The VM is now ready to do my bidding once again.
Cleanup
Note that reverting the snapshot doesn’t delete the Chef node or client objects. Since fission is a Ruby library, a simple knife plugin can wrap up all the fission revert, restart and Chef cleanup, though. I called mine nukular.
% knife nukular guineapig base guineapig.int.example.com
And here’s the plugin I’m using:
require 'chef/knife'
module KnifePlugins
class Nukular < Chef::Knife
deps do
require 'fission'
require 'chef/node'
require 'chef/api_client'
end
banner "knife nukular VM SNAPSHOT [NODE]"
def run
vm, snapshot = @name_args
node = @name_args[2].nil? ? vm : @name_args[2]

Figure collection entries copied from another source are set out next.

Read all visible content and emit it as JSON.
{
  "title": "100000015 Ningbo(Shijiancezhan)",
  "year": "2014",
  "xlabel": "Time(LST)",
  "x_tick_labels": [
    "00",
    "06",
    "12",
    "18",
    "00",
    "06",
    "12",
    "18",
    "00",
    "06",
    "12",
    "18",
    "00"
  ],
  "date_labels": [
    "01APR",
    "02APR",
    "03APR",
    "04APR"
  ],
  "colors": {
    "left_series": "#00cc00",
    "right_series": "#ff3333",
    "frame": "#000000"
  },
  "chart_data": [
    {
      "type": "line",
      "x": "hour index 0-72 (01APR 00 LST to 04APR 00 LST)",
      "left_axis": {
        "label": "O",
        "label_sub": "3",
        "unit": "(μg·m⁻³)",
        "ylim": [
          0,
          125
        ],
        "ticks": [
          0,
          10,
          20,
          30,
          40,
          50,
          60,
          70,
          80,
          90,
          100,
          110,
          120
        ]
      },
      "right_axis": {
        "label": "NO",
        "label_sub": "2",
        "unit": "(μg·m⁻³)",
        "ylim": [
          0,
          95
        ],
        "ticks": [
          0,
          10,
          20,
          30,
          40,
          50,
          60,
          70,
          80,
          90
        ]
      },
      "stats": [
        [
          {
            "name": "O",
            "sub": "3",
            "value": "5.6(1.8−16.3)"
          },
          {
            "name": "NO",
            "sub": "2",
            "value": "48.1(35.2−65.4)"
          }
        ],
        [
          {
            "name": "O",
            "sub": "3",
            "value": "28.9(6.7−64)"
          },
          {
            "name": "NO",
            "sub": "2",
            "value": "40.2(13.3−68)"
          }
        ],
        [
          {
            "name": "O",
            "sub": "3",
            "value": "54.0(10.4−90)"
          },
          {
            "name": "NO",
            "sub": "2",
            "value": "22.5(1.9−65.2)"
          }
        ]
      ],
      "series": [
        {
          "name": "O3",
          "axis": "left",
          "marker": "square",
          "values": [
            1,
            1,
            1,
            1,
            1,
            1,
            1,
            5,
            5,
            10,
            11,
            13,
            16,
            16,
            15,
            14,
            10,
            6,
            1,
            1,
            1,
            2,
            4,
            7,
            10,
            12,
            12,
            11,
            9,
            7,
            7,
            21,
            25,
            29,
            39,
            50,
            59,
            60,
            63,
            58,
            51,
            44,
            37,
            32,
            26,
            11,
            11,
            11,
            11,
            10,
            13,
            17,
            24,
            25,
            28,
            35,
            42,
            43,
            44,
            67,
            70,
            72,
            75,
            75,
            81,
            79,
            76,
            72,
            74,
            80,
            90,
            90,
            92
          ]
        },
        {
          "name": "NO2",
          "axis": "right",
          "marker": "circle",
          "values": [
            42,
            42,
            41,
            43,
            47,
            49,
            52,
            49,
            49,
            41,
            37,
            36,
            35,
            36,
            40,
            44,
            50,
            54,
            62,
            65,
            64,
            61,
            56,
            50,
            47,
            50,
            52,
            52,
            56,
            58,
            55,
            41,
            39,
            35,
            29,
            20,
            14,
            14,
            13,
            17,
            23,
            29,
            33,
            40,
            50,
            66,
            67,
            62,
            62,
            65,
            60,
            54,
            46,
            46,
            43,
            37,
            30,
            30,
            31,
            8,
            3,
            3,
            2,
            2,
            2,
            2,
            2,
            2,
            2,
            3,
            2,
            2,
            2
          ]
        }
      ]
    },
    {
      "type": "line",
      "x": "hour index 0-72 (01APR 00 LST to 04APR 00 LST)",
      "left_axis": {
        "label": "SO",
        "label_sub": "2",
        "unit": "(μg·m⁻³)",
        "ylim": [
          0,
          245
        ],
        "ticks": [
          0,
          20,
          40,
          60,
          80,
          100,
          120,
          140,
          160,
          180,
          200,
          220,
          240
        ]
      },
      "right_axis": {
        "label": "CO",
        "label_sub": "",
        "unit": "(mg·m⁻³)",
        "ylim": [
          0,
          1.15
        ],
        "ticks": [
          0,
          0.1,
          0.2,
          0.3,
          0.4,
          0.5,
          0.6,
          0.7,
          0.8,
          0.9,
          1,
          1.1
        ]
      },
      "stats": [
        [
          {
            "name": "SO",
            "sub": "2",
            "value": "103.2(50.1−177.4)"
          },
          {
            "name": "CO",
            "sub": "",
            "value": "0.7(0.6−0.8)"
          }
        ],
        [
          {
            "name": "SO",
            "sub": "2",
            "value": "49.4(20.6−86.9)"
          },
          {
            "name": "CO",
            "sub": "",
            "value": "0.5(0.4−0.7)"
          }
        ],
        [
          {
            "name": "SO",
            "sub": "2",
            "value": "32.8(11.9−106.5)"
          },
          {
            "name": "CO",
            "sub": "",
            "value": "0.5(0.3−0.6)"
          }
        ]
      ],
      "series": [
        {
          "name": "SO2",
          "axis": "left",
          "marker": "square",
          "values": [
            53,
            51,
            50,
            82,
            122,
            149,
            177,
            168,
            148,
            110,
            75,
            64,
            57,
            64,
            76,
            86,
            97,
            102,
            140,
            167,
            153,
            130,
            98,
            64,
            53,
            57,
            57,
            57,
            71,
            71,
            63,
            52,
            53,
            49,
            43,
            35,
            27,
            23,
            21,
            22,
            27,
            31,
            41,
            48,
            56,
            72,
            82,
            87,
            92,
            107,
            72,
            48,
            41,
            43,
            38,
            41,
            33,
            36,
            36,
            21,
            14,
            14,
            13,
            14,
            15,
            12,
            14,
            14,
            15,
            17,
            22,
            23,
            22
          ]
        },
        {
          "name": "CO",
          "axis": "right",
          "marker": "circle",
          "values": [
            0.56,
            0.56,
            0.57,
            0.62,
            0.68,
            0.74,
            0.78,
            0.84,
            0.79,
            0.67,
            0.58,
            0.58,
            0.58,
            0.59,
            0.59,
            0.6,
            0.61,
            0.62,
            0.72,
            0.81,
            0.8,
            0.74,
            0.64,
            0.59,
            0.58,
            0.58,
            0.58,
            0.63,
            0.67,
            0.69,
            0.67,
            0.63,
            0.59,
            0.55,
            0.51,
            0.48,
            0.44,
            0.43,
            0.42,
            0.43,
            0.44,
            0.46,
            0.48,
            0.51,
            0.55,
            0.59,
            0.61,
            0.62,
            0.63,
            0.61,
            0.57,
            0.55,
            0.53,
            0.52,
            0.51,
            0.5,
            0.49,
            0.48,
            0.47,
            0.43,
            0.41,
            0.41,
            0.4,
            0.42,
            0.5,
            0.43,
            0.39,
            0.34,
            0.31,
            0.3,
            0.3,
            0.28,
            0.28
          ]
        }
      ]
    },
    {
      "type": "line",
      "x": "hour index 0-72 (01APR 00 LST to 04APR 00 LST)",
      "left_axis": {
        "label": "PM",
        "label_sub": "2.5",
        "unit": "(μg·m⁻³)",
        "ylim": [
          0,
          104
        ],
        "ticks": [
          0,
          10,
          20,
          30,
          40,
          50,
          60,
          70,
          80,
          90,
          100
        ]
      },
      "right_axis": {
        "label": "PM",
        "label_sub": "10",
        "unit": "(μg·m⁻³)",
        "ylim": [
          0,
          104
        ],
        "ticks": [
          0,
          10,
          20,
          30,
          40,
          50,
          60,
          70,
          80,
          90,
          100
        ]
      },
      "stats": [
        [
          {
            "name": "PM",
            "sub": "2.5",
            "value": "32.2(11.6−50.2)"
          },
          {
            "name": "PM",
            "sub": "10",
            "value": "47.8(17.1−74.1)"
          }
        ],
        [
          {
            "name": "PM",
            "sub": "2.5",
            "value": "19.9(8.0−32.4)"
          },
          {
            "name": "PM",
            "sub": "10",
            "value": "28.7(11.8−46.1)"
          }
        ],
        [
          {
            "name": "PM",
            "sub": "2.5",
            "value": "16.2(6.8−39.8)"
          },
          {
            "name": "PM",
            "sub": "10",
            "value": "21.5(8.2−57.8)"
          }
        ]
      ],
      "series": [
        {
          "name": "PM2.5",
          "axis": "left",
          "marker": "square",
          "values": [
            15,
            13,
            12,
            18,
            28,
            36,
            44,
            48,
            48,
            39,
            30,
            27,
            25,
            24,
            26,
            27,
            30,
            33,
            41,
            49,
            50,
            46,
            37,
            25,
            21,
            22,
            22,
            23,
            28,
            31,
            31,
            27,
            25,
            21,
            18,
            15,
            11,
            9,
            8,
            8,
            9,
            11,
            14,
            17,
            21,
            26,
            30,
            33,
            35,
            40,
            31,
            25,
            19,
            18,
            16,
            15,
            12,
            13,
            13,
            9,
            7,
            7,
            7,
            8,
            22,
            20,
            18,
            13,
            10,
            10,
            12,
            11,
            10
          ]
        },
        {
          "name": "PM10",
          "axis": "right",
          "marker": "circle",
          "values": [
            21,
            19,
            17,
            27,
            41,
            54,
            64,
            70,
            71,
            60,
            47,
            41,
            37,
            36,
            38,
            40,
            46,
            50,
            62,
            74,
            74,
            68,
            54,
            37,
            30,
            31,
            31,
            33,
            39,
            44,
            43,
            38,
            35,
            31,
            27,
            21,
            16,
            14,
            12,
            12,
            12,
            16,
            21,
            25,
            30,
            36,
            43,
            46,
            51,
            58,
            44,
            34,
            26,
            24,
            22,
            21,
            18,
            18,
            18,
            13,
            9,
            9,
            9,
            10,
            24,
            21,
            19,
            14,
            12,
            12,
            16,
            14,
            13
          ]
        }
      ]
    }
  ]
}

Fission::Command::SnapshotRevert.new(args=[vm, snapshot]).execute
Fission::Command::Start.new(args=[vm]).execute
Chef::Node.load(node).destroy
Chef::ApiClient.load(node).destroy
end
end
end
The command-line usage takes 2 or 3 arguments. The first two must be
the VM name and the snapshot name, e.g. guineapig
and base
. If the
node name is different than the VM name, then specify it.
% knife nukular guineapig base guineapig.int.example.com
Note that the plugin has zero error handling or any other sensible things. You may want to modify it before you use it. Or not, these are just test systems after all.
Full example
Minus the output from the commands, here is the full output of testing
the Opscode apache2 cookbook on my guinea pig. Assume that all the
required things from my Chef Repository have been uploaded to the Chef
Server and the knife configuration is correct. Also, the chef-full
bootstrap template specified here is a customized version of the
template in the
Chef source master branch template
that has ntpdate -u pool.ntp.org
in it.
% fission status
% fission snapshot create guineapig testing-apache2
% knife bootstrap 10.1.1.129 -x root -P vanilla \
-r 'recipe[apache2]' -d chef-full
% knife nukular guineapig testing-apache2 guineapig.int.housepub.org
That’s it. I hope you find this helpful!